A second risk for the tech sector relates to the free movement of data. The EU’s General Data Protection Regulation (GDPR), which sets common rules on storage and transfer of personal data, comes into effect in May 2018. The GDPR won’t exclude British providers from handling EU data, provided they comply with the regulation. However, the regulation would have applied automatically had the UK remained in the EU. Now, either Parliament must pass new laws to bring Britain into line with the new standards, or UK companies will need to be assessed by the Commission. This is an unwelcome hindrance, but most data processing companies will already meet the standards, if they are already ISO 27001 certified.

A third risk, particularly relevant to the technology sector, is energy security and cost. Recent governments have under-invested in new generating capacity, but a new nuclear plant at Hinkley Point was expected to address that. Hinkley Point could provide 7% of the UK’s supply, but the project has been beset by problems, delaying completion from 2017 to no earlier than 2025. The principal contractor, EDF, is 85% owned by the French government and struggling under billions of euros of debt. In the aftermath of the Brexit vote, reports in the press suggested that the deal is under threat. EDF will no longer be investing in an EU partner country, and the French unions, concerned about the company’s ability to take on more debt, have used the opportunity to argue against it.

Hinkley Point is also dependent on large subsidies from the British government, which will support EDF. The European Commission agreed to these in 2014, but it’s possible that a coalition of European governments, many of which are anti-nuclear, will seek to block the deal under EU competition laws.

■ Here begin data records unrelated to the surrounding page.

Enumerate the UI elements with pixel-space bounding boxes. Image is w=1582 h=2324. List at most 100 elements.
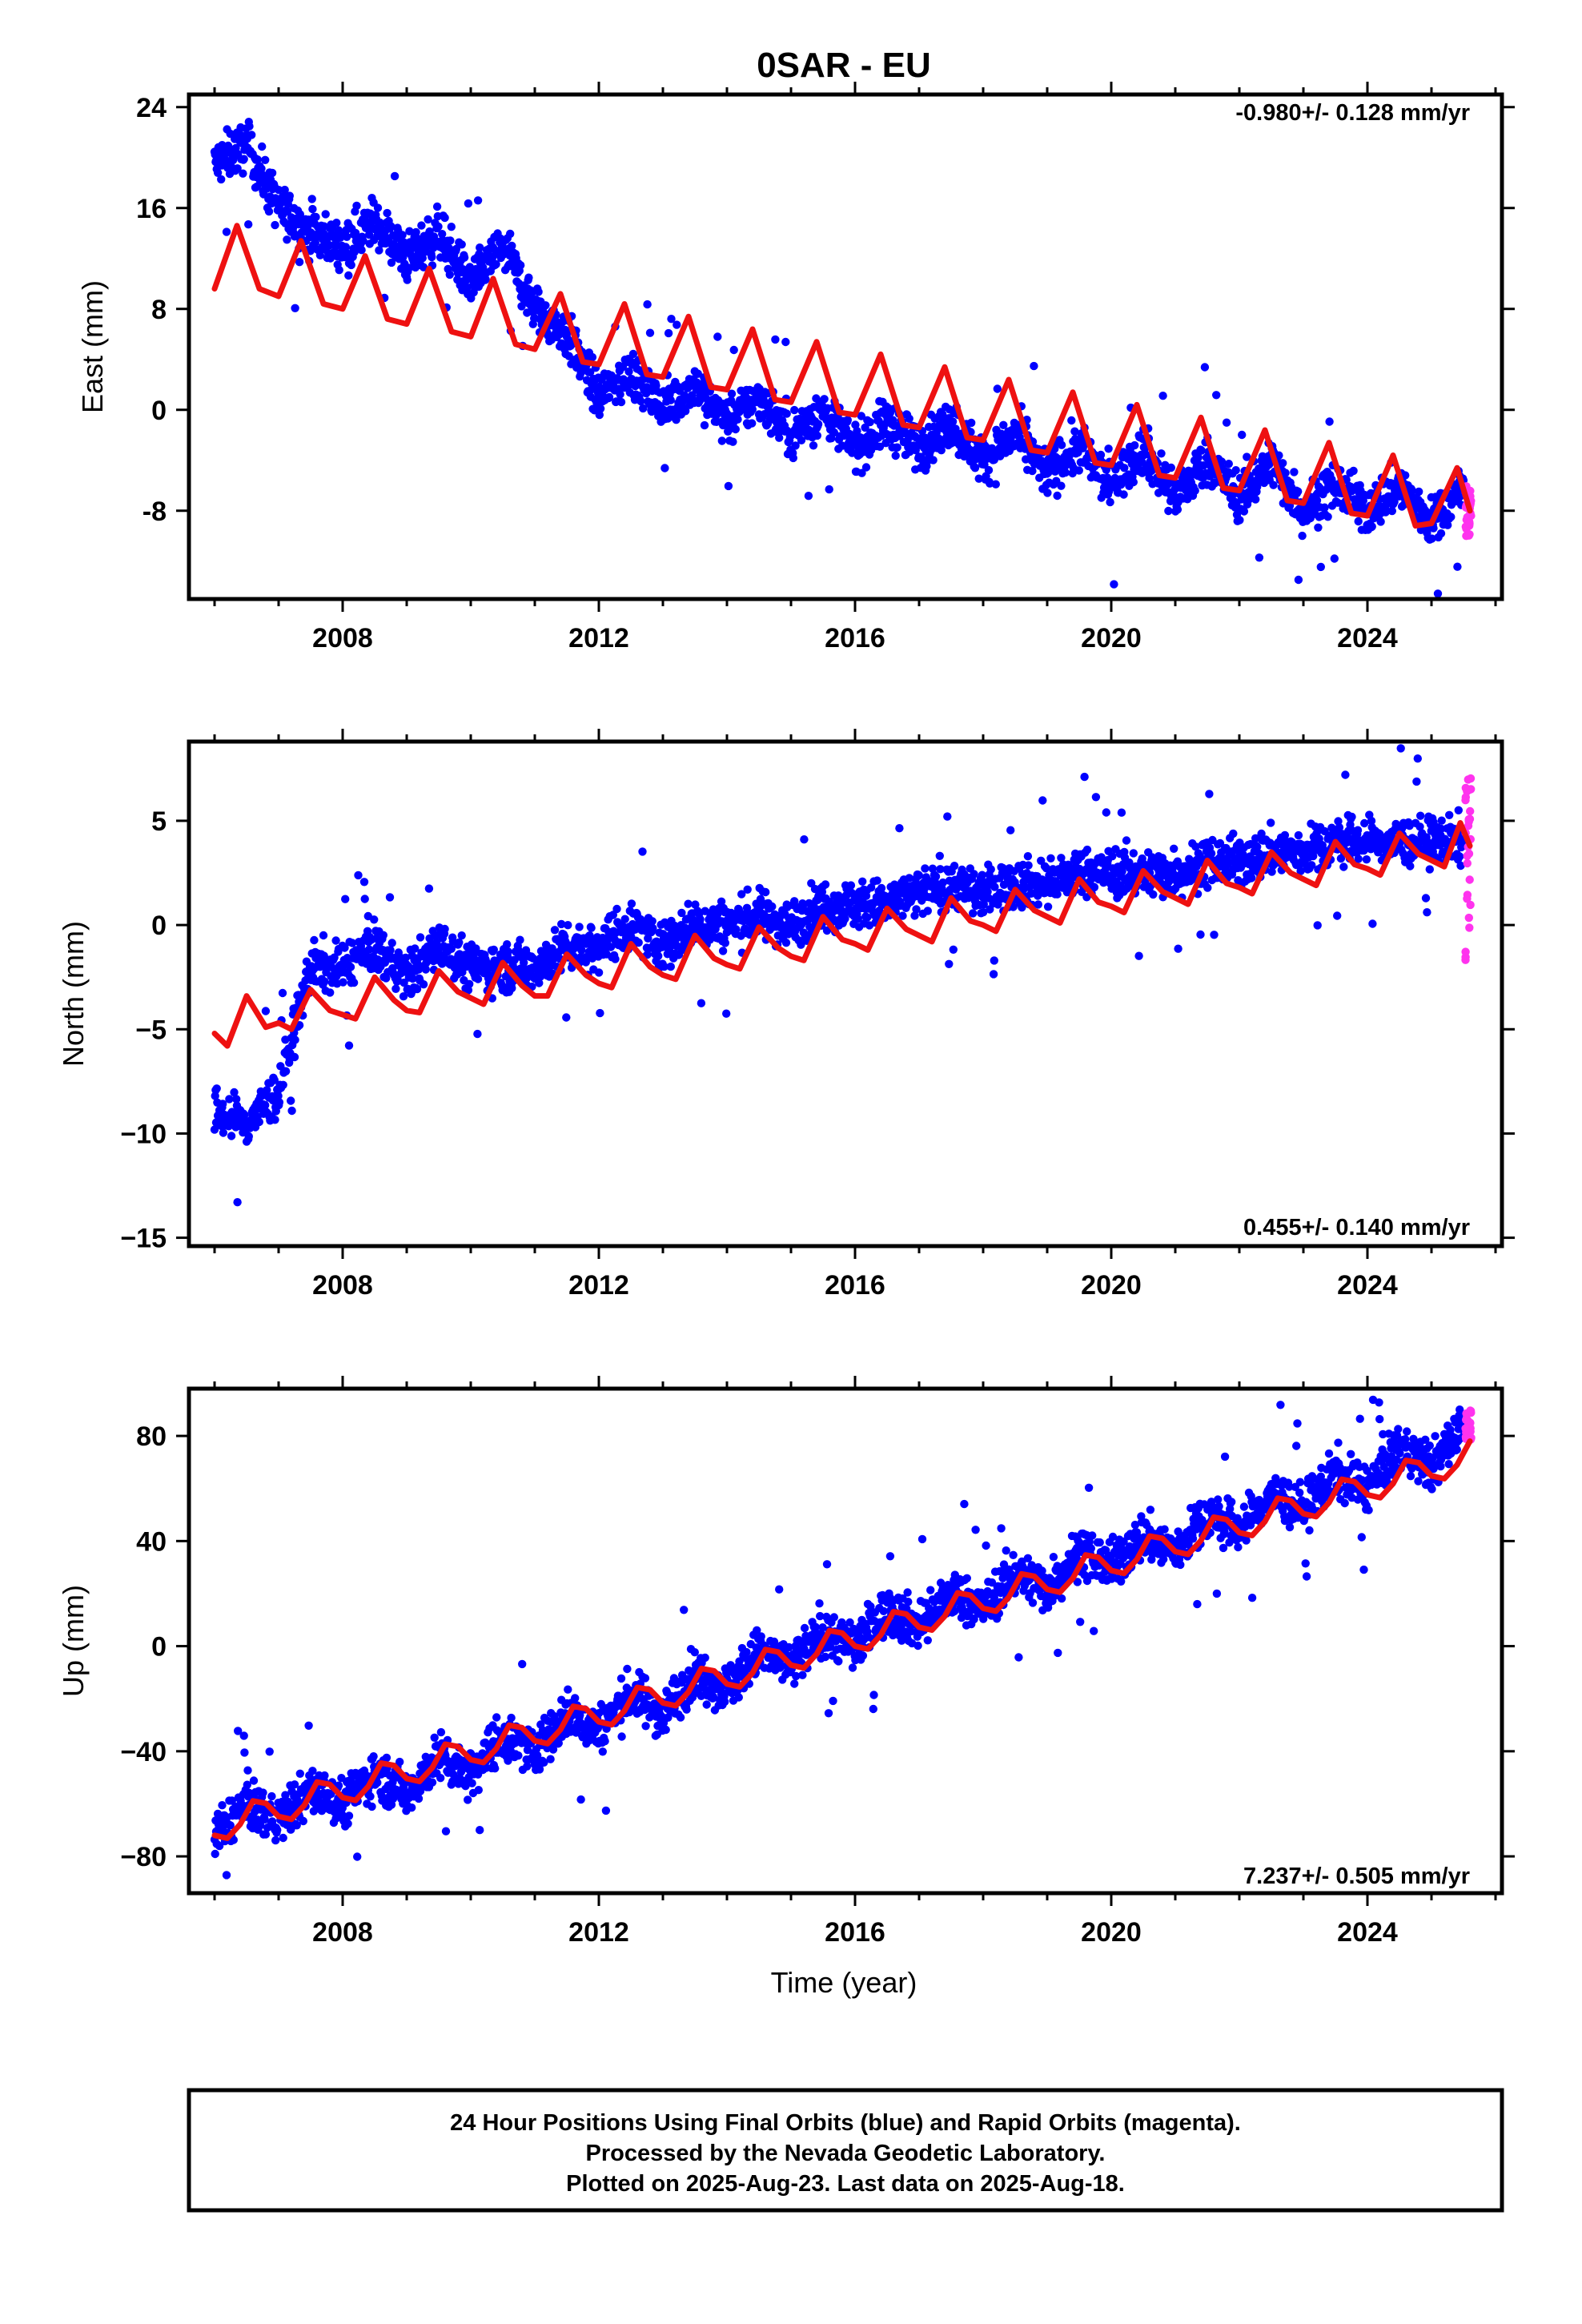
final-orbit-point <box>1197 446 1207 455</box>
final-orbit-point <box>417 221 426 230</box>
final-orbit-point <box>379 931 387 940</box>
rapid-orbit-points <box>1461 774 1476 964</box>
final-orbit-point <box>721 939 729 947</box>
final-orbit-point <box>267 168 277 178</box>
final-orbit-point <box>588 352 597 362</box>
final-orbit-point <box>914 871 924 880</box>
final-orbit-point <box>979 907 988 917</box>
final-orbit-point <box>729 437 737 446</box>
final-orbit-point <box>1325 417 1334 426</box>
x-tick-label: 2008 <box>312 1270 373 1301</box>
final-orbit-point <box>1043 903 1053 911</box>
final-orbit-point <box>809 441 818 450</box>
final-orbit-point <box>307 195 316 203</box>
final-orbit-point <box>1347 812 1356 822</box>
final-orbit-point <box>841 915 849 923</box>
final-orbit-point <box>672 416 681 424</box>
final-orbit-point <box>408 974 417 983</box>
final-orbit-point <box>222 1871 231 1880</box>
final-orbit-point <box>979 900 989 909</box>
final-orbit-point <box>217 175 226 184</box>
final-orbit-point <box>1353 826 1363 834</box>
rapid-orbit-point <box>1465 785 1474 794</box>
final-orbit-point <box>929 456 938 464</box>
final-orbit-point <box>1057 440 1066 449</box>
final-orbit-point <box>639 404 648 413</box>
final-orbit-point <box>748 405 757 414</box>
rate-label: -0.980+/- 0.128 mm/yr <box>1235 100 1470 126</box>
x-tick-label: 2024 <box>1337 623 1398 653</box>
figure-title: 0SAR - EU <box>757 46 931 85</box>
final-orbit-point <box>1057 481 1066 490</box>
final-orbit-point <box>922 461 931 471</box>
final-orbit-point <box>222 227 231 236</box>
final-orbit-point <box>421 965 430 974</box>
final-orbit-point <box>731 424 740 434</box>
final-orbit-point <box>1174 944 1182 953</box>
final-orbit-point <box>309 1807 318 1815</box>
plot-frame <box>187 92 1504 601</box>
final-orbit-point <box>259 1788 267 1797</box>
final-orbit-point <box>343 232 351 241</box>
final-orbit-point <box>638 847 647 856</box>
final-orbit-point <box>634 938 643 947</box>
final-orbit-point <box>1335 823 1344 832</box>
final-orbit-point <box>666 962 675 971</box>
y-tick-label: 5 <box>151 806 167 837</box>
final-orbit-point <box>244 1132 253 1141</box>
final-orbit-point <box>1294 575 1303 585</box>
final-orbit-point <box>1413 754 1423 763</box>
final-orbit-points <box>210 1389 1468 1908</box>
final-orbit-point <box>645 328 655 337</box>
plot-area <box>210 1389 1476 1908</box>
final-orbit-point <box>825 485 833 494</box>
final-orbit-point <box>1437 816 1446 825</box>
final-orbit-point <box>225 1900 233 1908</box>
final-orbit-point <box>390 171 400 181</box>
final-orbit-points <box>210 744 1468 1207</box>
final-orbit-point <box>648 917 656 926</box>
final-orbit-point <box>516 261 525 270</box>
final-orbit-point <box>508 983 516 993</box>
final-orbit-point <box>295 1769 304 1778</box>
final-orbit-point <box>340 943 349 952</box>
final-orbit-point <box>1307 861 1316 870</box>
final-orbit-point <box>1199 461 1208 470</box>
model-curve <box>211 820 1473 1049</box>
final-orbit-point <box>460 253 469 262</box>
final-orbit-point <box>387 939 396 947</box>
final-orbit-point <box>1038 796 1047 805</box>
final-orbit-point <box>990 956 999 965</box>
final-orbit-point <box>636 396 645 406</box>
final-orbit-point <box>1090 883 1099 892</box>
final-orbit-point <box>291 1035 299 1044</box>
final-orbit-point <box>1222 418 1231 427</box>
final-orbit-point <box>1129 477 1138 487</box>
final-orbit-point <box>1074 466 1084 475</box>
plot-area <box>210 118 1476 598</box>
final-orbit-point <box>319 931 328 940</box>
final-orbit-point <box>550 926 560 935</box>
final-orbit-point <box>271 1116 279 1124</box>
final-orbit-point <box>677 908 686 918</box>
final-orbit-point <box>287 1106 296 1116</box>
final-orbit-point <box>398 231 407 239</box>
final-orbit-point <box>616 397 626 407</box>
final-orbit-point <box>455 938 464 947</box>
final-orbit-point <box>912 905 921 914</box>
final-orbit-point <box>984 465 994 475</box>
final-orbit-point <box>1235 516 1244 525</box>
final-orbit-point <box>1436 824 1446 834</box>
final-orbit-point <box>432 202 442 211</box>
final-orbit-point <box>717 897 726 907</box>
final-orbit-point <box>1096 450 1106 460</box>
rapid-orbit-point <box>1461 947 1470 956</box>
final-orbit-point <box>616 390 624 399</box>
final-orbit-point <box>873 876 881 885</box>
final-orbit-point <box>1122 836 1131 845</box>
final-orbit-point <box>1134 951 1143 960</box>
final-orbit-point <box>303 222 312 231</box>
final-orbit-point <box>304 1721 313 1730</box>
final-orbit-point <box>713 332 722 341</box>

If Hinkley Point falls through, or if Britain is unable to sell surplus nuclear energy to the continent, the cost of power will go up and by proxy, the cost of running offices, data centres and the cloud will increase as well.

Despite the risks, Brexit provides an opportunity for UK business to change the way we trade with Europe and the wider world. As ever, we will succeed if we produce goods and services that other countries want. Britain must remain open to trade, people, data and ideas, and continue to welcome the best and brightest of everything from around the world.  The tech sector, which prides itself on being agile in the face of changing conditions, is actually well placed to benefit from the changes, even if Brexit wasn’t the result that it expected or desired. Looking forward, post-Brexit Britain could be a very exciting place to be.

In terms of GDPR specifically, the UK’s Information Commissioner’s Office (ICO) has confirmed that “if the UK is not part of the EU, then upcoming EU reforms to data protection law would not directly apply to the UK. But if the UK wants to trade with the single market on equal terms we would have to prove ‘adequacy’” – in other words UK data protection standards would have to be equivalent to the EU’s General Data Protection Regulation framework starting in 2018.”

From a contingency perspective therefore, most big companies and especially cloud hosting firms are acting as if the GDPR will come into effect on the May 28 2018, to ensure that, even after we exit the EU, we can still trade as effectively, and legally, as we would if we remained a part of the Union.